Sen. John McCain (R-Ariz.), once a supporter of comprehensive immigration reform, shot down hopes from advocates that he’d again push for the cause. “Really? I’m certainly happy to hear that, since they have been unrelenting in their criticism of me,” McCain told Politico. “I will maintain my position that we secure the border first, which is a position that I’ve had for the last three years.”
Immigrants-rights groups threatened to stop backing California gubernatorial candidate Jerry Brown (D). They claimed the Democrat failed immigrants by forcing San Francisco to participate in Secure Communities, a program that mandates information-sharing between federal immigration authorities and local law enforcement.
Brown’s opponent, Republican Meg Whitman, said she supports Arizona’s immigration law — for Arizona — despite posting billboards in Spanish that claim she doesn’t.
Arizona’s new immigration law went into effect Thursday, but not before a federal judge stripped it of controversial provisions. Protesters showed up in the state anyway, and 71 were arrested Thursday. Arizona Gov. Jan Brewer said the law might need “a little tweaking” to alter provisions blocked by a federal judge, and the state appealed the ruling to the 9th U.S. Circuit Court of Appeals.

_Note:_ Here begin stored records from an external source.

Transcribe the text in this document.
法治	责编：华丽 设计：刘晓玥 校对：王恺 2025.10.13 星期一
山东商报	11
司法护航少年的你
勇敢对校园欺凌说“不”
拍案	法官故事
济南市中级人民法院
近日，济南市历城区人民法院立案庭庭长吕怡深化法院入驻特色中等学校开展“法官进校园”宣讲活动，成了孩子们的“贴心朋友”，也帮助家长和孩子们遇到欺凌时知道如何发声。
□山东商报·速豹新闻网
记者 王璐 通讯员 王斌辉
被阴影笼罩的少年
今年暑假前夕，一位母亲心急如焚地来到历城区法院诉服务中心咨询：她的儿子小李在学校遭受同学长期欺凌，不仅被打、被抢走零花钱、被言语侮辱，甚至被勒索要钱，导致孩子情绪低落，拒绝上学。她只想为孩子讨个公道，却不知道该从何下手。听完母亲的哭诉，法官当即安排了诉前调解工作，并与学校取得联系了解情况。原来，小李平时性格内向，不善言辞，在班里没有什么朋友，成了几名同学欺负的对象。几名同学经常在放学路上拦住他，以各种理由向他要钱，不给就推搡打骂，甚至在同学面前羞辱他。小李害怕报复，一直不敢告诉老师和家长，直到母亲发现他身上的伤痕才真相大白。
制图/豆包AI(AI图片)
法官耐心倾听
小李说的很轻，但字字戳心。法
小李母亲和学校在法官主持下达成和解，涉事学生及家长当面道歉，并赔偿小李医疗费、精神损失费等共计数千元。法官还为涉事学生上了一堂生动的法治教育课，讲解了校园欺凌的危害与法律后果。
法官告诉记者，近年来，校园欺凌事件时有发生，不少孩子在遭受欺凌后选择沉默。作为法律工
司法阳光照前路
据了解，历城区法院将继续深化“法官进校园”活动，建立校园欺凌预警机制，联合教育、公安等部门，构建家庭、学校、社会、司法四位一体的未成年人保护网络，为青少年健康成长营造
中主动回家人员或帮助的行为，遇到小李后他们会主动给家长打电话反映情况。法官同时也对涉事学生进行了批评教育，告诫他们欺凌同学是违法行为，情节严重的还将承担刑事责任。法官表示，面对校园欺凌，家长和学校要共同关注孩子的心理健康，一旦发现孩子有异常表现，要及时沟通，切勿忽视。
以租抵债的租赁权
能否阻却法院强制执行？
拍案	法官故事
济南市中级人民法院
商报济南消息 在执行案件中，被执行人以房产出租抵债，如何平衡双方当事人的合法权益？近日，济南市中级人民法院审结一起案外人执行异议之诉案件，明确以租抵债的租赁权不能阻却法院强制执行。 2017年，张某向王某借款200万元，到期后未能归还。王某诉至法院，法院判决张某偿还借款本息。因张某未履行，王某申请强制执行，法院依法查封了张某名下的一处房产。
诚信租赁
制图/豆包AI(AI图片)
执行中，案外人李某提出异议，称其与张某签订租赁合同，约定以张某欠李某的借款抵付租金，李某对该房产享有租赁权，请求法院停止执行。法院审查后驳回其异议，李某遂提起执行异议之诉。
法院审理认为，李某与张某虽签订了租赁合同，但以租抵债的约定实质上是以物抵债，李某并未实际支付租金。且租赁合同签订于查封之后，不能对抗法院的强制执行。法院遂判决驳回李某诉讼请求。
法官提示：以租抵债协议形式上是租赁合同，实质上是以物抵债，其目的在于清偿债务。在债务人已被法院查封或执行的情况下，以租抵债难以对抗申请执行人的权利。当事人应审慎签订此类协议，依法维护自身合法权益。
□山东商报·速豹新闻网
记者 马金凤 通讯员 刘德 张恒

The judge who ruled to block parts of SB 1070 received threats “from people venting and who have expressed their displeasure in a perverted way.”
States are considering copy-cat legislation despite setbacks for SB 1070. Texas lawmakers said Thursday they plan to move forward with plans for an immigration bill, and Tennessee lawmakers visited Arizona Friday to show support for SB 1070 and discuss their own measures. In Virginia, Prince William Board of County Supervisors Chairman Corey A. Stewart released a proposal Thursday for minimizing illegal immigration in the state. (Republican Gov. Bob McDonnell has been vague about whether he thinks Virginia should adopt an Arizona-style statute.) Indiana Democrats are bracing for immigration bill when their legislature returns in January.
Meanwhile, Fremont, Nebraska suspended its immigration law Tuesday to save costs as it faces lawsuits from two civil rights groups.
Boycotts of Arizona so far haven’t proved harmful to the state’s hotel industry.
Marco Rubio, a candidate for Senate from Florida, said Thursday Arizona’s immigration law won’t necessarily harm the GOP’s image among Latino voters. To avoid backlash, he said Republicans should brand themselves as the party of “pro-legal immigration.”